Come mi aspettavo, mio fratello Sergio gli disse: "Ti voglio bene, se hai bisogno di me hai solo da farti vivo, ma cercati casa per conto tuo!"
Amore di padre. Tana non riuscì a fargli cambiare idea. Dissi a Piccì di non preoccuparsi: poteva venire ad abitare da me, se il mio amante fosse stato d'accordo. Se no l'avrei aiutato a trovarsi un posto. Ricardo fu immediatamente d'accordo.
Piccì denunciò tutti i suoi compagni, consegnò la refurtiva che io gli avevo trovato. I ragazzi furono tutti condannati, anche perché sia io che altre vittime che lessero la notizia sui giornali, testimoniammo. Ma grazie al suo avvocato Piccì, che era incensurato e che aveva permesso alla giustizia di arrestare tutti i ragazzi, fu l'unico che ebbe la condizionale e non dovette farsi neppure un giorno di carcere, neanche prima del processo perché era in ospedale. L'avvocato usò anche la sua cartella clinica per far pesare la bilancia della giustizia dalla sua parte.

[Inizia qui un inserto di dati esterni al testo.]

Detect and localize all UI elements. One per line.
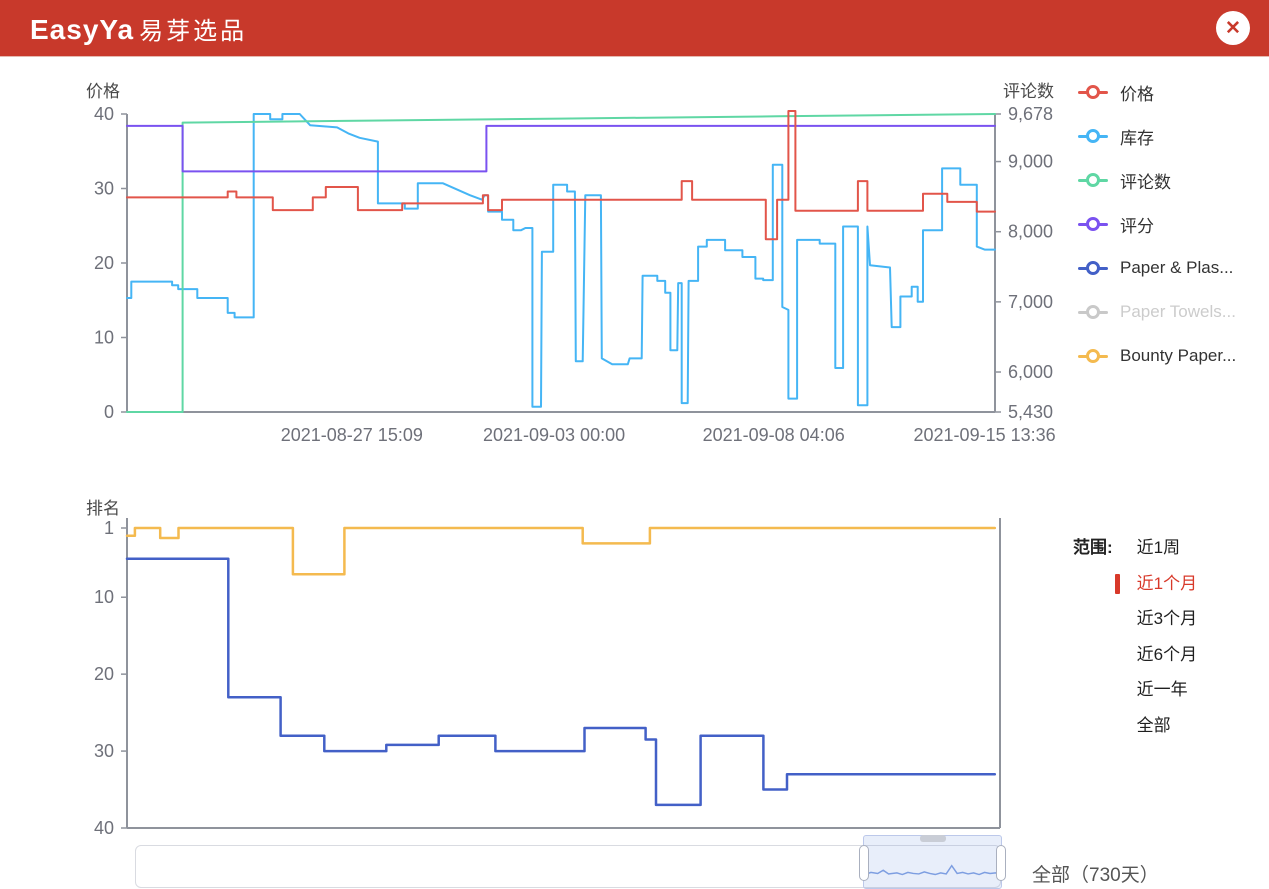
logo-text-en: EasyYa — [30, 13, 135, 45]
y-right-tick-label: 8,000 — [1008, 222, 1053, 242]
rank-tick-label: 20 — [94, 664, 114, 684]
legend-item-label: Paper & Plas... — [1120, 258, 1234, 277]
legend-ring-icon — [1086, 129, 1100, 143]
legend-item-label: 价格 — [1120, 84, 1154, 104]
left-axis-title: 价格 — [86, 82, 120, 101]
rank-chart[interactable]: 排名 1 10 20 30 40 — [0, 490, 1269, 850]
range-options: 近1周近1个月近3个月近6个月近一年全部 — [1114, 530, 1198, 743]
legend-ring-icon — [1086, 305, 1100, 319]
legend-item-1[interactable]: 库存 — [1078, 114, 1236, 158]
legend-item-6[interactable]: Bounty Paper... — [1078, 334, 1236, 378]
logo-text-zh: 易芽选品 — [139, 17, 248, 45]
legend-ring-icon — [1086, 261, 1100, 275]
y-right-tick-label: 5,430 — [1008, 402, 1053, 422]
range-option-4[interactable]: 近一年 — [1136, 680, 1188, 699]
y-left-tick-label: 0 — [104, 402, 114, 422]
y-left-tick-label: 20 — [94, 253, 114, 273]
series-paper-plas-rank-line[interactable] — [125, 557, 997, 807]
y-right-tick-label: 7,000 — [1008, 292, 1053, 312]
rank-tick-label: 30 — [94, 741, 114, 761]
legend-ring-icon — [1086, 217, 1100, 231]
legend-item-label: 评分 — [1120, 216, 1154, 236]
y-left-tick-label: 30 — [94, 179, 114, 199]
y-right-tick-label: 9,678 — [1008, 104, 1053, 124]
datazoom-preview-sparkline — [864, 864, 1001, 876]
legend-item-label: 评论数 — [1120, 172, 1171, 192]
right-axis-title: 评论数 — [1003, 82, 1054, 101]
rank-axis-title: 排名 — [86, 499, 120, 518]
series-rating-line[interactable] — [126, 124, 996, 173]
legend-ring-icon — [1086, 85, 1100, 99]
datazoom-window[interactable] — [859, 835, 1006, 889]
legend-ring-icon — [1086, 349, 1100, 363]
y-left-tick-label: 10 — [94, 328, 114, 348]
top-chart-series — [126, 110, 996, 413]
range-option-3[interactable]: 近6个月 — [1136, 644, 1198, 664]
legend-line-icon — [1078, 349, 1108, 363]
x-tick-label: 2021-09-15 13:36 — [914, 425, 1056, 445]
x-tick-label: 2021-09-03 00:00 — [483, 425, 625, 445]
app-logo: EasyYa 易芽选品 — [30, 11, 247, 46]
chart-legend: 价格库存评论数评分 Paper & Plas... Paper Towels... B… — [1078, 70, 1236, 378]
range-option-0[interactable]: 近1周 — [1136, 538, 1181, 557]
x-tick-label: 2021-09-08 04:06 — [703, 425, 845, 445]
top-chart-axes: 0 10 20 30 40 5,430 6,000 7,000 8,000 9,000 9,678 2… — [94, 104, 1056, 445]
y-right-tick-label: 6,000 — [1008, 362, 1053, 382]
series-stock-line[interactable] — [126, 113, 996, 408]
legend-line-icon — [1078, 129, 1108, 143]
legend-item-2[interactable]: 评论数 — [1078, 158, 1236, 202]
legend-item-5[interactable]: Paper Towels... — [1078, 290, 1236, 334]
y-left-tick-label: 40 — [94, 104, 114, 124]
app-header: EasyYa 易芽选品 ✕ — [0, 0, 1269, 57]
rank-chart-series — [125, 526, 997, 807]
legend-ring-icon — [1086, 173, 1100, 187]
rank-chart-axes: 1 10 20 30 40 — [94, 518, 1001, 838]
range-option-2[interactable]: 近3个月 — [1136, 609, 1198, 628]
datazoom-sparkline-path — [864, 864, 1001, 876]
datazoom-range-label: 全部（730天） — [1032, 865, 1159, 886]
legend-item-4[interactable]: Paper & Plas... — [1078, 246, 1236, 290]
x-tick-label: 2021-08-27 15:09 — [281, 425, 423, 445]
datazoom-track[interactable] — [135, 835, 1006, 889]
legend-line-icon — [1078, 173, 1108, 187]
y-right-tick-label: 9,000 — [1008, 152, 1053, 172]
legend-item-label: 库存 — [1120, 128, 1154, 148]
price-trend-chart[interactable]: 价格 评论数 0 10 20 30 40 5,430 6,000 7,000 8,000 9,00… — [0, 70, 1269, 470]
legend-line-icon — [1078, 305, 1108, 319]
legend-line-icon — [1078, 261, 1108, 275]
legend-item-label: Bounty Paper... — [1120, 346, 1237, 365]
series-reviews-line[interactable] — [126, 113, 996, 413]
legend-item-3[interactable]: 评分 — [1078, 202, 1236, 246]
series-price-line[interactable] — [126, 110, 996, 241]
datazoom-window-tab-icon[interactable] — [919, 835, 946, 842]
legend-line-icon — [1078, 85, 1108, 99]
legend-line-icon — [1078, 217, 1108, 231]
range-selector: 范围: 近1周近1个月近3个月近6个月近一年全部 — [1073, 530, 1197, 743]
series-bounty-rank-line[interactable] — [125, 526, 997, 576]
rank-tick-label: 40 — [94, 818, 114, 838]
datazoom-right-handle[interactable] — [996, 845, 1006, 881]
close-icon[interactable]: ✕ — [1216, 11, 1250, 45]
selected-range-indicator — [1114, 573, 1120, 594]
legend-item-label: Paper Towels... — [1120, 302, 1236, 321]
range-option-5[interactable]: 全部 — [1136, 715, 1171, 735]
range-selector-label: 范围: — [1073, 538, 1113, 557]
datazoom-left-handle[interactable] — [859, 845, 869, 881]
range-option-1[interactable]: 近1个月 — [1114, 566, 1197, 602]
legend-item-0[interactable]: 价格 — [1078, 70, 1236, 114]
rank-tick-label: 1 — [104, 518, 114, 538]
rank-tick-label: 10 — [94, 587, 114, 607]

"Me la sono cavata anche troppo bene. Grazie zio," mi disse mio nipote dopo il processo.
Ci sono voluti quasi due mesi perché scomparissero tutti i segni del violento pestaggio a cui era stato sottoposto.
Abbiamo sistemato Piccì in soggiorno con un divano letto. Ha cambiato lavoro perché i compagni lo disprezzavano per quello che aveva fatto. Stiamo bene con Piccì in casa e stiamo pensando che, visto che lavoriamo tutti e tre, potremmo cercarci un appartamento più grande. Piccì e Ricardo sono diventati amiconi. E mio nipote sta timidamente cominciando a vivere la sua sessualità tranquillamente.
Ah, ed ho ridato il braccialetto a Piccì.